I solved this task and but I am not sure about my solution, can somebody check that?

Let consider random space of random n-permutation for $2\le n$; Elementary events are $n-$permutations and each of them has the same probability $\frac{1}{n!}$. Calculate probability that both $1$ and $2$ will be in the same cycle.

$$P(\mathbb A) = \frac{\sum_{k}^{n-2} \binom{n-2}{k}\cdot (k+1)! \cdot (n-2-k)!}{n!}$$ We choose $k$ elements to complete our cycle, permutate them (with accuracy to shift) , and other elements just permutate.
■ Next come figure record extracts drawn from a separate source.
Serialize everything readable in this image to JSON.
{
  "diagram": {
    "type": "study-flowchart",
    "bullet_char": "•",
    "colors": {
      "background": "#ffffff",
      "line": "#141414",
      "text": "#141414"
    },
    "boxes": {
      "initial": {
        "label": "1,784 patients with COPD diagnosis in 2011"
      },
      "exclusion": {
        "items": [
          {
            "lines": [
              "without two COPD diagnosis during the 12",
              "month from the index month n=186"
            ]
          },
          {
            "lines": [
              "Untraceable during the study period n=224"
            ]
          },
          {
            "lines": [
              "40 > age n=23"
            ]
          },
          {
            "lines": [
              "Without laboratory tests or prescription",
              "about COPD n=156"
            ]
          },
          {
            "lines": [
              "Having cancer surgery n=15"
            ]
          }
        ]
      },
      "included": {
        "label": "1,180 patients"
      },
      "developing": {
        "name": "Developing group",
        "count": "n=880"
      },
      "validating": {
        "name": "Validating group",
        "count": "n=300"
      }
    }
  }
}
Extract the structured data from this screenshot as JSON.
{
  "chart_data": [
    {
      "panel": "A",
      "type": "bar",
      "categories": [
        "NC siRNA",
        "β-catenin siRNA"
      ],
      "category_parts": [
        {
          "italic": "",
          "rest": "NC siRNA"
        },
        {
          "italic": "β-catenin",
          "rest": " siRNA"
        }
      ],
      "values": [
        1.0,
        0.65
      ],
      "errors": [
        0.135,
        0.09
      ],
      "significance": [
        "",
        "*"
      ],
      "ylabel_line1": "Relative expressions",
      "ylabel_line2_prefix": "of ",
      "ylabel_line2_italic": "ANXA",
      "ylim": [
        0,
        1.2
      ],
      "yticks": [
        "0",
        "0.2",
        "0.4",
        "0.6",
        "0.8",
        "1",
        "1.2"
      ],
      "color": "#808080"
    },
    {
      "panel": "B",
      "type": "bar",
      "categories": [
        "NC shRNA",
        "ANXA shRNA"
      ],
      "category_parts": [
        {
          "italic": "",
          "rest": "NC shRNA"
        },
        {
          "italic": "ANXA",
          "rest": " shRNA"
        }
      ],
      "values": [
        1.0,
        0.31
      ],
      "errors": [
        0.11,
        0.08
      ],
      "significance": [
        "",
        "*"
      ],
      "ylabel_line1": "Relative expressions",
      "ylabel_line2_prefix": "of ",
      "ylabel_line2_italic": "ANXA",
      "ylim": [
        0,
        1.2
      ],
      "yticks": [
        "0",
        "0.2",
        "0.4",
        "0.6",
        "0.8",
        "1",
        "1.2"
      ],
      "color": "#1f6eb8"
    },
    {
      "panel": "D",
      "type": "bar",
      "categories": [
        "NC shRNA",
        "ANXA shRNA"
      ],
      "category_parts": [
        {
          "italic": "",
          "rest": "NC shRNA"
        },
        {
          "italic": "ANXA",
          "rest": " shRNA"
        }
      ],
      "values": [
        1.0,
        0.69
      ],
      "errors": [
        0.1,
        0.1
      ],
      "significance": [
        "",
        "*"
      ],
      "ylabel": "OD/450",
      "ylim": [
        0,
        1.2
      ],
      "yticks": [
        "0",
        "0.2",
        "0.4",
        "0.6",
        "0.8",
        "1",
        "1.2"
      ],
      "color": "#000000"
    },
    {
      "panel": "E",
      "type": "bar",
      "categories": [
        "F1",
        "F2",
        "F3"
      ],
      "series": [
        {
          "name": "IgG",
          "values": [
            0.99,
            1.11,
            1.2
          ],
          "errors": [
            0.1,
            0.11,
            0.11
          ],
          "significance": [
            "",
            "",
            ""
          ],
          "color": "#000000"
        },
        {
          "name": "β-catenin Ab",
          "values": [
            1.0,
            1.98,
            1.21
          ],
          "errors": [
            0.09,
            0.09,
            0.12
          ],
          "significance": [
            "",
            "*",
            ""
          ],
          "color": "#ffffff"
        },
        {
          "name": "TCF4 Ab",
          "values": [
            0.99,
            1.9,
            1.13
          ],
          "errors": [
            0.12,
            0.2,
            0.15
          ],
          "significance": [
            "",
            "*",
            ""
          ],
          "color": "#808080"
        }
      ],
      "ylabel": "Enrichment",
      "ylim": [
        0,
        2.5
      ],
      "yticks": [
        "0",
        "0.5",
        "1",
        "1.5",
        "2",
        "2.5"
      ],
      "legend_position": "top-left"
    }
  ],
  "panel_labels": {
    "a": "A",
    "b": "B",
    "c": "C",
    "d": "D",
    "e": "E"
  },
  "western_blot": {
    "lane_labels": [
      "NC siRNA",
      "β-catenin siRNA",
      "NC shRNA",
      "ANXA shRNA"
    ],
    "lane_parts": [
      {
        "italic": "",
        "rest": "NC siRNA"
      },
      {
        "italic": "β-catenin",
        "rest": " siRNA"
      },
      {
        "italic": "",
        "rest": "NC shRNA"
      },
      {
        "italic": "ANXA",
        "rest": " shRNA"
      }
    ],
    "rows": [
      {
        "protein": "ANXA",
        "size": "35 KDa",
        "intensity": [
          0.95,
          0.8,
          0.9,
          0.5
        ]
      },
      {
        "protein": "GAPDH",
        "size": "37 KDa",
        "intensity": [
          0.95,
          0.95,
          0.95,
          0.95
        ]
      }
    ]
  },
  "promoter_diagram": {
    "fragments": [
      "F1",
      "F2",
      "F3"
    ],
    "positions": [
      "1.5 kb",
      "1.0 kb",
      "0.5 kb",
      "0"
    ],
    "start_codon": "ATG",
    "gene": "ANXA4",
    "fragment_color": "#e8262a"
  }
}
It gives me result $$ \frac{n}{2(n-2)} $$

Answer 1

Your first formula looks good (assuming the sum starts from $k=0$), but the simplification is not correct, and for $n=3$ gives a "probability" of $1.5$.

Your formula actually simplifies to $$\frac{\sum_{k=0}^{n-2}(n-2)!(k+1)}{n!}=\frac{\sum_{k=0}^{n-2}(k+1)}{n(n-1)},$$ which then gives $1/2$.

There is an easier way to see this. Choose $f(1)$ at random, then $f(f(1))$ (randomly from numbers not chosen so far), and so on, until you either hit $1$ or $2$. If you hit $2$ before $1$ then they will be in the same cycle, otherwise they are in different cycles. But $1$ and $2$ are equally likely to be chosen at every step.

Answer 2

Another elegant solution is to use the well-known transition lemma, which states that the following map is a bijection from the set of all n-permutations to itself:

Write a permutation $\sigma$ in its standard form, i.e., in cycle form with the smallest element in each cycle written first and with cycles sorted in decreasing order by their first element. For example, $\sigma = (3576)(2)(14)$ is in standard form. Remove the parenthesis to obtain $f(\sigma)$. In this case, we have $f(\sigma) = 3576214$.

It is indeed not difficult to prove that $f$ is a bijection. Note that in a random $\sigma$ of length $n$, there is equal chance for $1$ to be before $2$ or vice versa. The two elements are in the same cycle in in $f^{-1}(\sigma)$ if and only if $1$ is before $2$ in $f^{-1}(\sigma)$.